Pick your one choice from that long list. The two candidates who get the most votes will go to the general election in November.

KQED’s education blog, The Lowdown, explains it right here.

Once you understand how to vote using the new system, you may want to know more about how it’s going to change California politics. KQED’s Forum devoted an hour to the topic earlier this week. It was a lively — even heated — debate.

Former California Democratic legislator Steve Peace is the co-chairman of the California Independent Voter Project, which authored the Top Two Candidates Open Primary Act. He thinks the new primary system is good for Democracy:

Bottom line is, open primary means competition. Competition means a healthier system…. Seventy-three percent of Californians say that partisanship is at the root of our problems. (Yet) we’re run by the other 27 percent.

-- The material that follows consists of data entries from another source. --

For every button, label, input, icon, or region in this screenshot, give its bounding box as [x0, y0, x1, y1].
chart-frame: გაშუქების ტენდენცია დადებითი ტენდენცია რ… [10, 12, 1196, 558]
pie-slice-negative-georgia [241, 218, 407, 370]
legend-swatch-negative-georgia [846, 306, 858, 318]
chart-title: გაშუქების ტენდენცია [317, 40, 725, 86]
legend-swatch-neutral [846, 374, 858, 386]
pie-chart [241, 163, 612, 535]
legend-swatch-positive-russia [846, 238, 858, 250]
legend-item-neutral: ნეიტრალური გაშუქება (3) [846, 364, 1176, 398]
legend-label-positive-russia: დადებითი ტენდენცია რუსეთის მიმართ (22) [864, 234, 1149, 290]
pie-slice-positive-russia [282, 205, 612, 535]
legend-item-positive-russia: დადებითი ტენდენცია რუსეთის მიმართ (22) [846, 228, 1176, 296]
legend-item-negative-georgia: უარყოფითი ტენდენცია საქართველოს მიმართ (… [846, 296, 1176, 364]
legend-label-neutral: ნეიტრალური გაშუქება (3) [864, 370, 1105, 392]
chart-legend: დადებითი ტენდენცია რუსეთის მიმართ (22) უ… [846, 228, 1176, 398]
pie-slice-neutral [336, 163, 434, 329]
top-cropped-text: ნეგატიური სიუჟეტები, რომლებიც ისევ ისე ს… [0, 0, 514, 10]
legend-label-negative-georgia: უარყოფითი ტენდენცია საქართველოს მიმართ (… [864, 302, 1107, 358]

But Jon Fleischman, a GOP strategist and publisher of, a website on California politics, hates it:

As I watch the practical application of Proposition 14, the amount of money that it takes to compete now is just absolutely staggering and stunning. The effect of that is that I’m watching the special interests from Sacramento, whether it’s the labor unions on the Democrat side, whether it’s certain business PACs on the Republican side or certain major donors are now weighing in and coming into these districts and they’re going to cherry pick the candidates.